Bangladeshi political parties yesterday criticised remarks on forthcoming elections and post poll priorities made by the U.S. ambassador to the country, accusing the envoy of meddling.

Ambassador Mary Ann Peters said on Tuesday that she was confident elections due in October would be free and fair, and that the winners and losers would accept the results graciously. "I am confident that Bangladesh will rise to this challenge, that the coming elections will be free, fair and credible, that the winners will win graciously and the losers will accept defeat graciously," she told a meeting of the American Chamber of Commerce on Tuesday.

In its first 100 days the new government should solve the problems plaguing the main Chittagong Port, streamline power and telecommunication sectors, decide on export of gas to India, and prepare for garment exports in a quote-free world, Peters said

The next elections would be "critically challenging" for Bangladesh's fragile democracy, she said, adding that her government would provide $1.5 million to help make the elections "free, fair and credible".
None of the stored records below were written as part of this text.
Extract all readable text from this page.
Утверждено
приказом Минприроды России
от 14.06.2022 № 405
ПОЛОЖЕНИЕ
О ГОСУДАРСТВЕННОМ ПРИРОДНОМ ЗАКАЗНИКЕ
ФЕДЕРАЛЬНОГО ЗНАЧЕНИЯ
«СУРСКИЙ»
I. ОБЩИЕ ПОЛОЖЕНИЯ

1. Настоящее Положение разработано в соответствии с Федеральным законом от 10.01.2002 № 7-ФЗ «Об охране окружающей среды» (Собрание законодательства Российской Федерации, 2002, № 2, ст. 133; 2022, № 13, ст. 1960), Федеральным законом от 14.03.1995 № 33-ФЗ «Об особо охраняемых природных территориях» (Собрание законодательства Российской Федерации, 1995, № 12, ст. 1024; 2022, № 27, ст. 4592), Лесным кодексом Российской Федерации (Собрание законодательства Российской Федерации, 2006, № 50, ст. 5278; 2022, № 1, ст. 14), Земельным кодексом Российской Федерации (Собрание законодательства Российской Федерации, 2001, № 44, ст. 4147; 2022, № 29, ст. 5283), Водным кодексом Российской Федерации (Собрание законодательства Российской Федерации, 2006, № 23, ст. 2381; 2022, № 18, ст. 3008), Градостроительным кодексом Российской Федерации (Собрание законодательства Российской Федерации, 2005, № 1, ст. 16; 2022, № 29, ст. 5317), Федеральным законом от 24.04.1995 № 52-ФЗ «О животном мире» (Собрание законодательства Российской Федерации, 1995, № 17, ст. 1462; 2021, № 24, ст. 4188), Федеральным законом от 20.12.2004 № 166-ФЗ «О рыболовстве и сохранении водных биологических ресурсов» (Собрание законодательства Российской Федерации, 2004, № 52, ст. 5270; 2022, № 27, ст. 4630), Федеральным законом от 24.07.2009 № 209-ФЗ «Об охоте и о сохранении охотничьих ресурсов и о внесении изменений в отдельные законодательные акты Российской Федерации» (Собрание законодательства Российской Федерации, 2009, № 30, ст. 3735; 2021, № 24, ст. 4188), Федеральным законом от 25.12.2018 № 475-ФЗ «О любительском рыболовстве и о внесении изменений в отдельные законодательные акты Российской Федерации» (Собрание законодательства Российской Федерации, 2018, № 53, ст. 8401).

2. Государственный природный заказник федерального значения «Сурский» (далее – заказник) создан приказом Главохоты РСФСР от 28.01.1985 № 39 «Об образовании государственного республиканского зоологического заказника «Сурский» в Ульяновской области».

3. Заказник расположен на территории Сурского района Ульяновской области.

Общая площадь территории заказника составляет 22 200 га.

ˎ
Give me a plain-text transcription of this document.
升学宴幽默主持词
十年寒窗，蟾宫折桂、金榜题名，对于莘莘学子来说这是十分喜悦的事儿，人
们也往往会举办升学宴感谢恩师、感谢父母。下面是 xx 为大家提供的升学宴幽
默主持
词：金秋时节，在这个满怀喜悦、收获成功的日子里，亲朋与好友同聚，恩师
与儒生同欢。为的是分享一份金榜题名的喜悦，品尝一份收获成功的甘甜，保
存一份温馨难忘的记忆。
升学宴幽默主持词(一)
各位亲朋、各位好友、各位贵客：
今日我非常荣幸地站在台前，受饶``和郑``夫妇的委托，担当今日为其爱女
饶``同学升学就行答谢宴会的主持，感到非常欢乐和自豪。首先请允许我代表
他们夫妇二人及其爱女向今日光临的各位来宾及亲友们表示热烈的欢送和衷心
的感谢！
But her speech infuriated Bangladesh politicians. "Peters should immediately be declared persona non grata as her remarks were a naked interference in Bangladesh's politics and economy," said a statement by Bimal Biswas, general secretary of the Bangladesh Workers Party and a spokesman for an alliance of 11 leftist parties.

Another left-wing party, the CPB, also accused the envoy of meddling. "Such comments are expression of naked imperialist interference and are devoid of accepted diplomatic norms," CPB President Manjurul Ahsan Khan and General Secretary Mujahidul Islam Selim CBP said.

CPB is a major partner in the left wing alliance which keeps its distance from both the ruling Awami League party of Prime Minister Sheikh Hasina and the main Opposition Bangladesh Nationalist Party (BNP).

Sheikh Hasina's five-year term ends in July, when a caretaker government takes over to organise elections within three months. At a press conference in Dhaka on Wednesday, Sheikh Hasina reacted to Peter's comments, saying "my Awami League will have its election manifesto and will run the new administration accordingly... anybody can say anything." She asked why "such sermons did not come when military regimes organised elections, but (have come) at a time when we are working to strengthen democracy a after a long struggle shedding blood."

Leaders of the main opposition BNP and the fundamentalist Jamaat-e-Islami also blasted Peters for her "unwarranted" remarks. "She (Peters) should not dictate to us. We know how to practise democracy and run parliament," said BNP leader Imran Saleh Prince.

Bangladesh opposition parties have been boycotting Parliament since July, 1999 to try to press the government into calling an early election. A four-party opposition alliance led by BNP of former prime minister Begum Khaleda Zia has termed the government corrupt and unfit, and has forced more than 85 days of strikes since the government of Sheikh Hasina came to power in June 1996.

At least 50 people killed and over 500 injured in strike-related clashes in last five years.